Power Window Retaining Spring Replacement - Import Car

Power Window Retaining Spring Replacement

There are times when all the diagnostic trees, diagrams and graphs in the world aren’t enough to properly repair a vehicle. Sometimes, you just can’t get from Point A to Point B without some homemade ingenuity — a little of that “MacGyver” magic to pull you through the next obstacle. It’s all part of that “natural mechanical ability” each one of us possesses.

Not all repairs require this unconventional method, but there are those times when it just gets the job done faster than you otherwise could. In fact, if it wasn’t for me being a little unconventional way back when, and coming up with my “MacGyver” quick-on-the-spot repair, I might have never impressed my wife.

She was a customer at the time, and had a little problem with a power window. She didn’t have a lot to spend on the repair and figured she could charm me into taking care of it. (I’ll admit it, I was a bit smitten from the get-go.) The retaining spring for one of the window motor’s brushes had snapped in half. All I had to do was find a replacement spring, but I couldn’t find a spring the right size. Then, I looked over and saw that she was patiently waiting for her car while working on a crossword puzzle with a ballpoint pen. I struck up a conversation and talked her into letting me “borrow” her pen for a minute. As I unscrewed the pen and removed the spring, I gave her a wink and told her that this little spring was all I needed to fix her car. She looked a little confused and had her doubts, but it worked perfectly — and I got a date with that pretty little gal out of it. The rest is history.

There are a lot of unconventional repairs that aren’t in any of the repair manuals you’ll read: Take, for example, heating or cooling a component to see if it is affected by temperature. If you’re following the diagnostic menu to the letter, it might tell you to check the impedance or voltage input/output when a failure occurs, but it might be just as easy to freeze that stubborn component and recheck it. I used this unconventional diagnostic method years ago to diagnose overheated ignition pickup coils and modules. While this is definitely not in any how-to manual, it did the trick. Another one is spritzing water on plug wires to see if they’ll arc, or using a test light to ground out a spark plug.

This “MacGyver” stuff isn’t anything new, either. Just ask any old-timer. They might tell you about putting a wooden clothespin on the fuel line to keep the fuel from freezing up or vapor locking on a hot day. It works on the same principle as laying a wooden spoon across a pot to keep it from boiling over. (Try it, it works!)
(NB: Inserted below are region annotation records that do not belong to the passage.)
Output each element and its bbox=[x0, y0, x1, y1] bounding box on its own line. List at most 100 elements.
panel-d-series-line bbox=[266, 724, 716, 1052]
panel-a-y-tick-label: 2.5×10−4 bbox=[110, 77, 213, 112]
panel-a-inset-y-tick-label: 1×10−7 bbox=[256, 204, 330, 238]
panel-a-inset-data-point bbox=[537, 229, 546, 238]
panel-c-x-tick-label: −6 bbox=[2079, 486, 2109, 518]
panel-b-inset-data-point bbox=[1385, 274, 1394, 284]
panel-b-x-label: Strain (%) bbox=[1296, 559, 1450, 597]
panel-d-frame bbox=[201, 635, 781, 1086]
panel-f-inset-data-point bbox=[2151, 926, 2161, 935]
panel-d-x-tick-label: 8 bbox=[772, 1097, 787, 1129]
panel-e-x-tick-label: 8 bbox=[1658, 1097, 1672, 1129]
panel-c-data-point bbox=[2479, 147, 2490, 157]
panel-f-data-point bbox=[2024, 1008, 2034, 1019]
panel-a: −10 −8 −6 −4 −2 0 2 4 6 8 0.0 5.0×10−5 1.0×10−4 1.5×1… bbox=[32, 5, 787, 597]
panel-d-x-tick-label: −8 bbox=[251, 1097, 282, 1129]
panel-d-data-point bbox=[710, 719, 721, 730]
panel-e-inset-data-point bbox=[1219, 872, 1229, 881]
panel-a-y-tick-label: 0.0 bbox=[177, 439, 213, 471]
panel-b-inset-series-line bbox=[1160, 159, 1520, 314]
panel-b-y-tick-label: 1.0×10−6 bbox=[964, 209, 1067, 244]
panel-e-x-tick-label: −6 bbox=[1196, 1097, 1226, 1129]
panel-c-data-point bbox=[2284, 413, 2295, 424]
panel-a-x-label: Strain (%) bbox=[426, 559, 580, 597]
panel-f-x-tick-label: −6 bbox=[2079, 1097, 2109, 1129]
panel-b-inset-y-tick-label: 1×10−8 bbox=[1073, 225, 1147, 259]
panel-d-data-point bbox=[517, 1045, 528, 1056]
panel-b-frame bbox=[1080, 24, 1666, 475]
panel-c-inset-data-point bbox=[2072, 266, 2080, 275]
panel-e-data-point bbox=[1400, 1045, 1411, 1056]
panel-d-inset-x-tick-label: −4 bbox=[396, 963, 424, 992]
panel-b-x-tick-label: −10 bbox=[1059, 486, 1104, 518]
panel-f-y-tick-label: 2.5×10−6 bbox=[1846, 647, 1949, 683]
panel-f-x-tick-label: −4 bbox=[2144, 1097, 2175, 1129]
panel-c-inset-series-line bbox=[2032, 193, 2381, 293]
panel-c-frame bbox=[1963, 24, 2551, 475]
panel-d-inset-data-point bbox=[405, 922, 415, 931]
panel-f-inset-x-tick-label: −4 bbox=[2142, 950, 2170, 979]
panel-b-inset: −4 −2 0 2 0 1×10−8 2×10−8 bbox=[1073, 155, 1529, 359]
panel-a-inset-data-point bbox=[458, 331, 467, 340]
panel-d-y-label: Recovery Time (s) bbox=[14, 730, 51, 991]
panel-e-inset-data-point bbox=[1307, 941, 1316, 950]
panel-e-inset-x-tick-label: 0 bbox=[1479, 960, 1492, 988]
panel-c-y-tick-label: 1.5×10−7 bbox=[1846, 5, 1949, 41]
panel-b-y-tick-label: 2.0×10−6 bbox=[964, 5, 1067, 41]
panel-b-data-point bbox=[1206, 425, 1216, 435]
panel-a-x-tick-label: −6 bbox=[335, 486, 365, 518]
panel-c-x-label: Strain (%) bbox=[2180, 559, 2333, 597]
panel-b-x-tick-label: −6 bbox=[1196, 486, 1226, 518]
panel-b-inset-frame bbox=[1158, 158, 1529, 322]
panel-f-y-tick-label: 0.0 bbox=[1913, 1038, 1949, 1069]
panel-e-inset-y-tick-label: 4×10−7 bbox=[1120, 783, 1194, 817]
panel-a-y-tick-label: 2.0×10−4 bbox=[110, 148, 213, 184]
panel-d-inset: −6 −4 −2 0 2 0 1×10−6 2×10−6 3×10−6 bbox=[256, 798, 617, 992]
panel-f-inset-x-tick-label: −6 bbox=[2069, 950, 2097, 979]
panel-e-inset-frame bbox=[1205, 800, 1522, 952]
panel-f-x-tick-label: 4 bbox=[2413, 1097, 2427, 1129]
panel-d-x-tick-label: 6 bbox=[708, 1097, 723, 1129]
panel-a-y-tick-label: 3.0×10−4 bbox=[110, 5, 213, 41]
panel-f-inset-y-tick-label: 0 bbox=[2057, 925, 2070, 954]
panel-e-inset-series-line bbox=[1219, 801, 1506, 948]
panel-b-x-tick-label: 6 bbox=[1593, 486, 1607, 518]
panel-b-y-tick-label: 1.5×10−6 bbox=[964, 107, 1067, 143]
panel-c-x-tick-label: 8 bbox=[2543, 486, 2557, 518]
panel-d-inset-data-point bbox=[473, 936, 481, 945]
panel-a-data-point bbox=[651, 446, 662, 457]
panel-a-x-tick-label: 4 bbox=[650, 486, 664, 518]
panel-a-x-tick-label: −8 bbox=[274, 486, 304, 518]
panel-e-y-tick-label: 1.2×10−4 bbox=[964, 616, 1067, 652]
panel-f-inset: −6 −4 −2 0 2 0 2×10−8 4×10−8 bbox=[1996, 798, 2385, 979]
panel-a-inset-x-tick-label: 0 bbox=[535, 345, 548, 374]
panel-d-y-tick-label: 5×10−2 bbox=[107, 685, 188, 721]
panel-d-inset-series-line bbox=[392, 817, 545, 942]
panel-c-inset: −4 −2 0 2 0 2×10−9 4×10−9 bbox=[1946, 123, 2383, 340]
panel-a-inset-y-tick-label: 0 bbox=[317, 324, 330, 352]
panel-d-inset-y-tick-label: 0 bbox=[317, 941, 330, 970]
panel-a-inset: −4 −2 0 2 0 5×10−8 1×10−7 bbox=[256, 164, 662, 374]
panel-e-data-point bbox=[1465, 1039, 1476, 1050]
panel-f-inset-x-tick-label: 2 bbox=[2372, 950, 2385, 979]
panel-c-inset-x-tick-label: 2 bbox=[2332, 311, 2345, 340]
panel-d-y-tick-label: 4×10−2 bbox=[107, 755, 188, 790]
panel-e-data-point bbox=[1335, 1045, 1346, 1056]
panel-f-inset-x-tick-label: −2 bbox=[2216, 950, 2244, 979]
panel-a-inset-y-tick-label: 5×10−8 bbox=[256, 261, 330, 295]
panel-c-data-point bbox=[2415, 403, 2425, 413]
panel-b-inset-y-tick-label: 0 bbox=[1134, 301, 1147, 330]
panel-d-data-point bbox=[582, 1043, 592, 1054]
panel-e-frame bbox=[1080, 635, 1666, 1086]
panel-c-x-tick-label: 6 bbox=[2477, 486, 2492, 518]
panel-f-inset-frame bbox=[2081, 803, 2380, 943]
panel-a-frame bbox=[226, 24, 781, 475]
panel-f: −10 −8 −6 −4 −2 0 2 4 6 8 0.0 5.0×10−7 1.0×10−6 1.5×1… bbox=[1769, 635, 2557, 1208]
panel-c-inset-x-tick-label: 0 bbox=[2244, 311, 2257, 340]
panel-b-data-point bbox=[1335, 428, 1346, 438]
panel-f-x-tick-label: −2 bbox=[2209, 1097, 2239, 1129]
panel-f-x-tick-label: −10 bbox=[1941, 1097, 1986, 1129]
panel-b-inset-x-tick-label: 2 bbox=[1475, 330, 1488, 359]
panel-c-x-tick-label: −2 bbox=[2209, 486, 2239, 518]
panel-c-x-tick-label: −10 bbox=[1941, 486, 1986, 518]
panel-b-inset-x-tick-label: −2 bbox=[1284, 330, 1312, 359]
You never know when you might need an unconventional method to solve a problem. My wife, you know the one with the ballpoint pen spring? She recently had a knee replaced. What an ordeal — lots and lots of tests, therapy sessions and countless ice bags. Well, with the months of physical therapy over, she was still dealing with some tendonitis in one spot. Her doctor wanted to keep her on the regimen of continual therapy, but her therapist had another idea. Her therapist doubled as a licensed “dry-needle therapist,” aka an acupuncturist. After having her calf and quad muscles poked and prodded with a few dozen needles, the tendonitis problem completely vanished. While acupuncture might be an ancient form of an unconventional repair, it worked. Later, when she went back to her doctor for a checkup, he wasn’t exactly convinced that the needle treatment had anything to do with her recovery.

At the end of the day, results are what matter — not so much how you get to those results. To this day, that stuffy old doctor isn’t buying acupuncture as the reason my wife feels better. All I can say is, “Get over it, Doc. Sometimes all we need to do is think outside the box and try something a little unconventional. It just might provide the answer you’re looking for.”